A team of designers, ornithologists, and materials scientists at Cornell University have successfully developed a method to create “ultrablack” fabric, described in a recent Nature Communications paper. The new technique, a two-step process, takes heavy inspiration from the plumage of magnificent riflebirds. Their feathers combine melanin (a pigment) with distinct structures that trap and absorb light.
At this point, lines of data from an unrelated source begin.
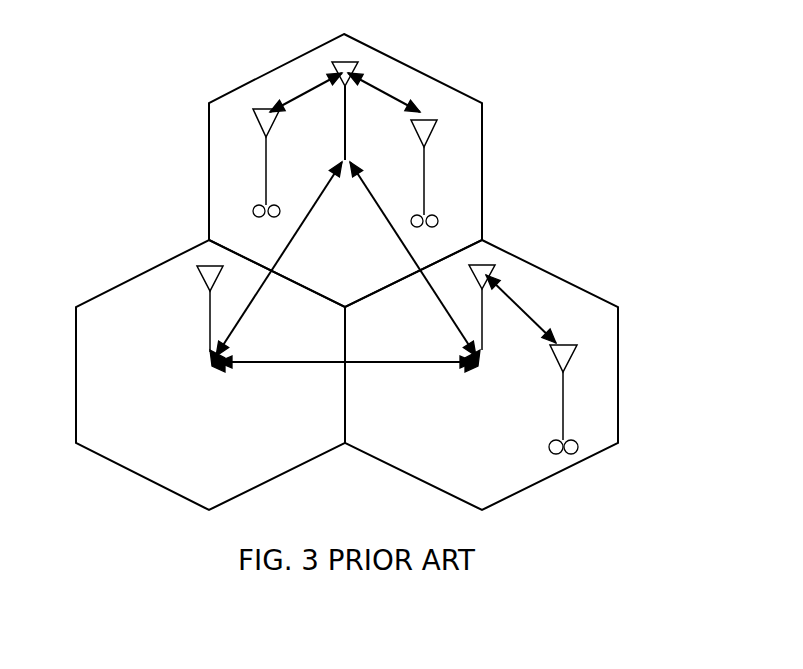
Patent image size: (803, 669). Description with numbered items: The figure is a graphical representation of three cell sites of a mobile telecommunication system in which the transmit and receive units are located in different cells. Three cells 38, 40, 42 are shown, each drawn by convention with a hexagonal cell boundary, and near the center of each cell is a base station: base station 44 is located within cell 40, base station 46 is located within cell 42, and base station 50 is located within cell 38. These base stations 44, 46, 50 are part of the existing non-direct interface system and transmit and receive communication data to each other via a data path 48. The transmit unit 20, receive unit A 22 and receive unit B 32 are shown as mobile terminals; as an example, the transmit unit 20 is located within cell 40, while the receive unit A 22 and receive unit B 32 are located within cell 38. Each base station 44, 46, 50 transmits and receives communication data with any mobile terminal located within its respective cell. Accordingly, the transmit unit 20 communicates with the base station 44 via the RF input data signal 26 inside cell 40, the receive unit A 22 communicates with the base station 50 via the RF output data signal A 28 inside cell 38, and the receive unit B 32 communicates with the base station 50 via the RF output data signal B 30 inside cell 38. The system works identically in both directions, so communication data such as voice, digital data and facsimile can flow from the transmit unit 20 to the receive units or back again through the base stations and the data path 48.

The transmit unit 20 is at (562, 420).
The receive unit A 22 is at (266, 182).
The input signal 26 is at (503, 290).
The output signal A 28 is at (312, 83).
The output signal B 30 is at (390, 98).
The receive unit B 32 is at (424, 182).
The cell 38 is at (477, 227).
The cell 40 is at (498, 491).
The cell 42 is at (115, 334).
The base station 44 is at (483, 330).
The base station 46 is at (210, 342).
The data path 48 is at (402, 252).
The base station 50 is at (344, 148).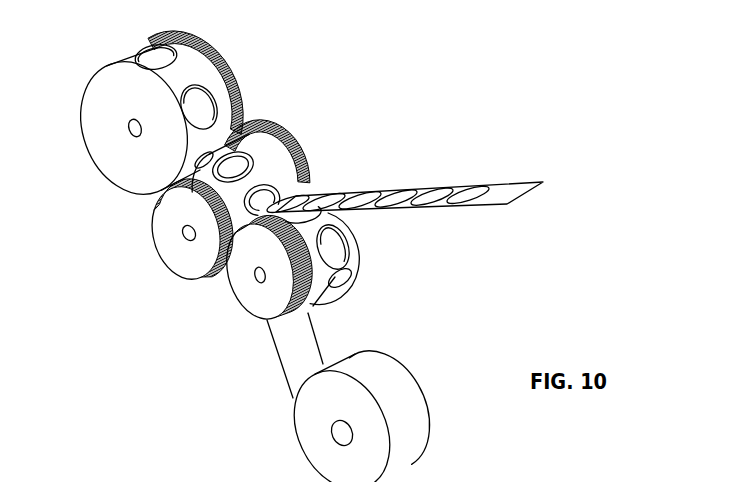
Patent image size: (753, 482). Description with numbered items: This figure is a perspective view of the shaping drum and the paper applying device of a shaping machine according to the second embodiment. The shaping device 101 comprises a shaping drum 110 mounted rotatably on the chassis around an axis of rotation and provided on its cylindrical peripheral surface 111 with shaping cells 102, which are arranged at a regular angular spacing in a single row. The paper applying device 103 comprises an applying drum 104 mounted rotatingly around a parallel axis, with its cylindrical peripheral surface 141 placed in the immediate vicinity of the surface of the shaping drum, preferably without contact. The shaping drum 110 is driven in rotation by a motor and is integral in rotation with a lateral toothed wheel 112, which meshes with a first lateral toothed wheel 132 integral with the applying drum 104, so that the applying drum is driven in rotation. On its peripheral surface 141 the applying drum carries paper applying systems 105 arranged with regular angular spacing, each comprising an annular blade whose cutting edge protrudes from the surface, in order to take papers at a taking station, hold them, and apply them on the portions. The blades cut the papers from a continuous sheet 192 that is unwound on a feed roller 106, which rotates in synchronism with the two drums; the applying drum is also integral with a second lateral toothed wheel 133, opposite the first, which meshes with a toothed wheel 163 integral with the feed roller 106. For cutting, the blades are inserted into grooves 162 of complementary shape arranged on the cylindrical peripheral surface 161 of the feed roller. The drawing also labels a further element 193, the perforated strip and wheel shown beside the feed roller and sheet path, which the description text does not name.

The shaping device 101 is at (150, 108).
The shaping cells 102 is at (152, 54).
The paper applying device 103 is at (165, 240).
The applying drum 104 is at (153, 203).
The paper applying system 105 is at (273, 148).
The feed roller 106 is at (311, 268).
The shaping drum 110 is at (118, 158).
The cylindrical peripheral surface 111 is at (126, 58).
The lateral toothed wheel 112 is at (229, 73).
The first lateral toothed wheel 132 is at (312, 180).
The second lateral toothed wheel 133 is at (169, 240).
The cylindrical peripheral surface 141 is at (268, 173).
The cylindrical peripheral surface 161 is at (335, 278).
The grooves 162 is at (350, 240).
The toothed wheel 163 is at (243, 297).
The continuous sheet 192 is at (281, 363).
The perforated strip / wheel 193 is at (462, 184).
This dark fabric could eventually end up in cameras, solar panels, and telescopes. For now, though, the team used it to make that classic black dress, finished with a dash of iridescent blue in tribute to the riflebirds that inspired the discovery. The new fabric features an average reflectance of 0.13%, making it the darkest fabric reported so far, according to the paper.

What’s “ultrablack”?

In color theory, “true black” or “true white” are terms often used in graphic design or when describing technology displays. Apple devices also advertise something called “true tone,” which purports to present users with clearer, more accurate colors.

However, “ultrablack” in this context isn’t quite any of these things. Rather, the term is used more as a measure of reflectivity, being defined as a dark shade that reflects less than 0.5% of the light that hits it. Many creatures naturally sport ultrablack in their skin, scales, and feathers, as it grants them mating or survival benefits.
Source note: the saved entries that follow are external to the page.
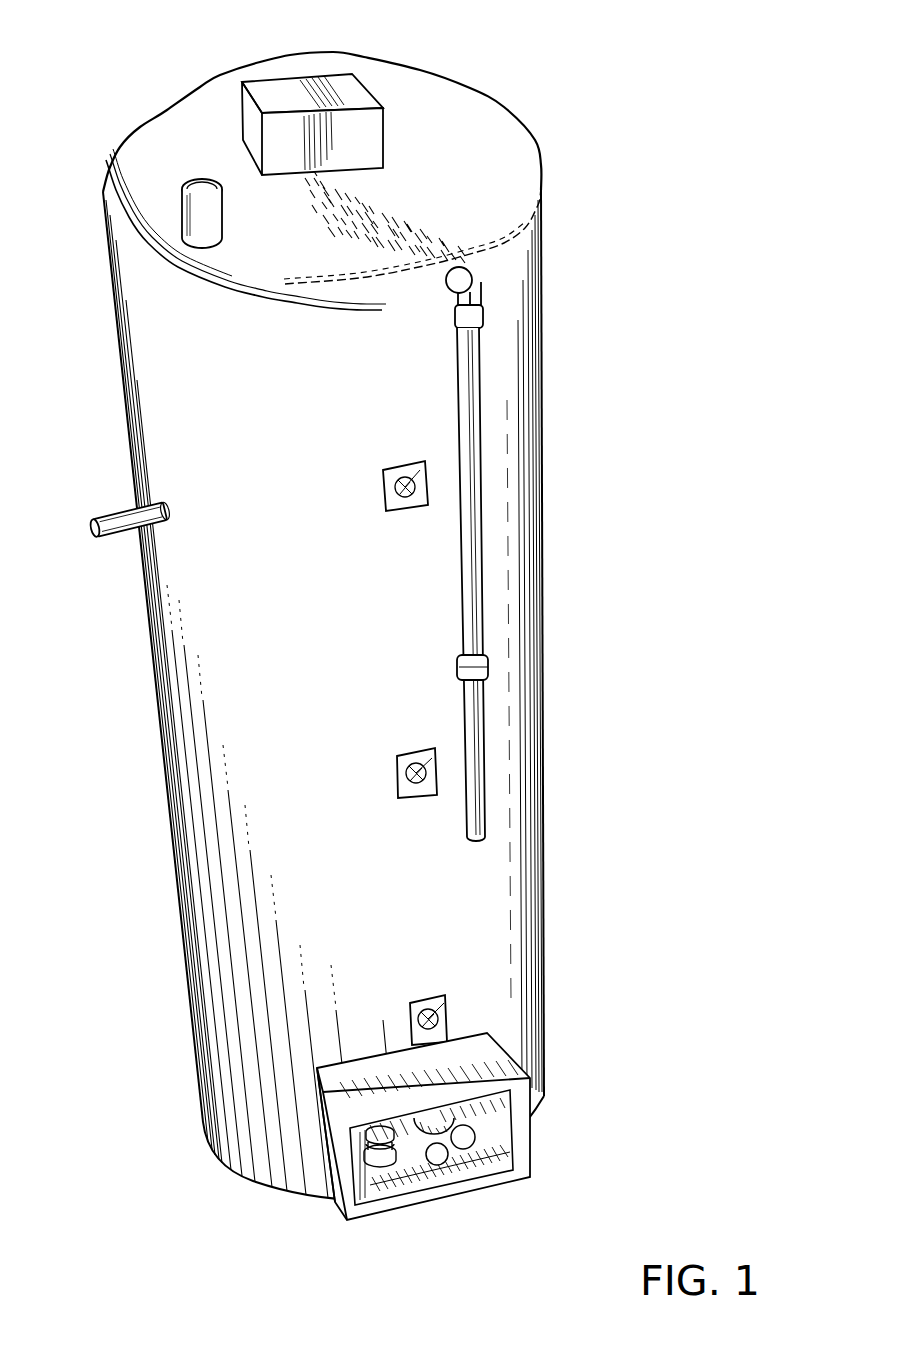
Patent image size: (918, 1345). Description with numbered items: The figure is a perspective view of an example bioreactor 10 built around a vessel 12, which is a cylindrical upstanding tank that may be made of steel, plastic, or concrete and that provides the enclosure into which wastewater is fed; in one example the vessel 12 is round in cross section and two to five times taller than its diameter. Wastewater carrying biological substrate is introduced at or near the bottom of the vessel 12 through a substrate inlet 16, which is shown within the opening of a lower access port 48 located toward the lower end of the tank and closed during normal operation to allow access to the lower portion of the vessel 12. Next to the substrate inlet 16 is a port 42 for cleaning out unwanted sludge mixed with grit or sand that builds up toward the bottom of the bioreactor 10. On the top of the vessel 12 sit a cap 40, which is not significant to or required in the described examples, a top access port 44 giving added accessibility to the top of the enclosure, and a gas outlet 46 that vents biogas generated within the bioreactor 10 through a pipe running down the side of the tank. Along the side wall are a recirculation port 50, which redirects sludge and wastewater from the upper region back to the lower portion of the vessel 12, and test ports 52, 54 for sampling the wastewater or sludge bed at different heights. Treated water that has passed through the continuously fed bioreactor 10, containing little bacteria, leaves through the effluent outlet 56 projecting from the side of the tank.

The bioreactor 10 is at (516, 68).
The vessel 12 is at (236, 422).
The substrate inlet 16 is at (468, 1148).
The cap 40 is at (303, 145).
The port 42 is at (437, 1165).
The top access port 44 is at (204, 214).
The gas outlet 46 is at (474, 273).
The lower access port 48 is at (443, 1118).
The recirculation port 50 is at (400, 510).
The test port 52 is at (405, 775).
The test port 54 is at (413, 1003).
The effluent outlet 56 is at (114, 514).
Understandably, scientists have tried to recreate ultrablack in the lab—with limited success. Although one experiment managed to create a tiny tube that reflected as little as 0.005% of visible light, this, like most other attempts, resorted to costly techniques that produced fragile, toxic materials. As the paper notes, these ultrablack materials would be “unsuitable as wearable or everyday textiles that require biocompatibility, breathability, and stretchability.”

Taking lessons from riflebirds

For the new fabric, the researchers collaborated with the Cornell Lab of Ornithology, which presented them with riflebird feathers for analysis. The team then carefully analyzed how the positioning of barbules—tiny, hook-like structures that hold bird feathers together—gave the riflebirds their characteristic plumage.
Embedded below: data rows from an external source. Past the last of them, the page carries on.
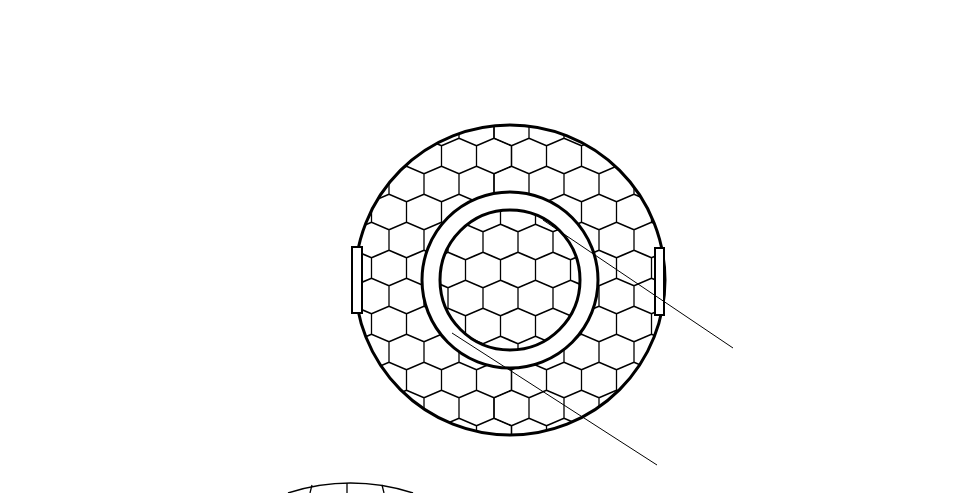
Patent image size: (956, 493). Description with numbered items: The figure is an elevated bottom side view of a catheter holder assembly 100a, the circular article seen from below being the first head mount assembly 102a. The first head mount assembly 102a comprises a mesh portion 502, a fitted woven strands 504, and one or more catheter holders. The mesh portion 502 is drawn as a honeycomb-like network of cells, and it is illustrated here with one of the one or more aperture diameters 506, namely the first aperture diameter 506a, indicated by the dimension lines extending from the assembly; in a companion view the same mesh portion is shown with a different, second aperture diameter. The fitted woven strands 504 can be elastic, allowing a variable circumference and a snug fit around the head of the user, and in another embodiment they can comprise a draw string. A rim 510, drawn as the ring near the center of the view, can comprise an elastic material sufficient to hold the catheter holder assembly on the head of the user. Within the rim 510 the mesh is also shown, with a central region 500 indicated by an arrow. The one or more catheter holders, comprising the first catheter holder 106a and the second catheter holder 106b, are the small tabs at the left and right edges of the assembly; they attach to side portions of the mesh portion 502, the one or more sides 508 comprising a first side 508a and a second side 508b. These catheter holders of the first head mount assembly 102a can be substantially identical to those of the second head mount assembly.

The catheter holder assembly 100a is at (262, 73).
The first head mount assembly 102a is at (510, 123).
The mesh portion 502 is at (542, 177).
The fitted woven strands 504 is at (440, 183).
The one or more aperture diameters 506 is at (592, 342).
The first aperture diameter 506a is at (711, 348).
The one or more sides 508 is at (469, 272).
The first side 508a is at (383, 260).
The second side 508b is at (652, 247).
The rim 510 is at (432, 225).
The central core region 500 is at (480, 307).
The first catheter holder 106a is at (353, 313).
The second catheter holder 106b is at (665, 248).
They found that a strict hierarchy in the feather barbules, combined with melanin-based nanostructures, worked to deflect light inward. As a result, riflebird feathers appear to be extraordinarily black when viewed straight on but look much shinier at an angle.

To replicate these structures, the team first dyed a white merino wool fabric with polydopamine, a synthetic melanin. Then, they took the wool to a plasma chamber and etched it with nanofibrils, or spiky nanoscale structures mimicking the barbules. The final product had an average reflectance of 0.13% and remained ultrablack across wide angles, the study reported.

“The light basically bounces back and forth between the fibrils, instead of reflecting back out—that’s what creates the ultrablack effect,” Hansadi Jayamaha, the study’s lead author and a doctoral student at Cornell’s Department of Human-Centered Design, said in a release.

“From a design perspective, I think it’s exciting because a lot of the ultrablack that exists isn’t really as wearable as ours,” added Larissa Shepherd, study senior author and a material scientist at Cornell. “And it stays ultrablack even from wider angles.”

The team is eager to get this technology out to the market and has already applied for provisional patent protection, Shepherd reported.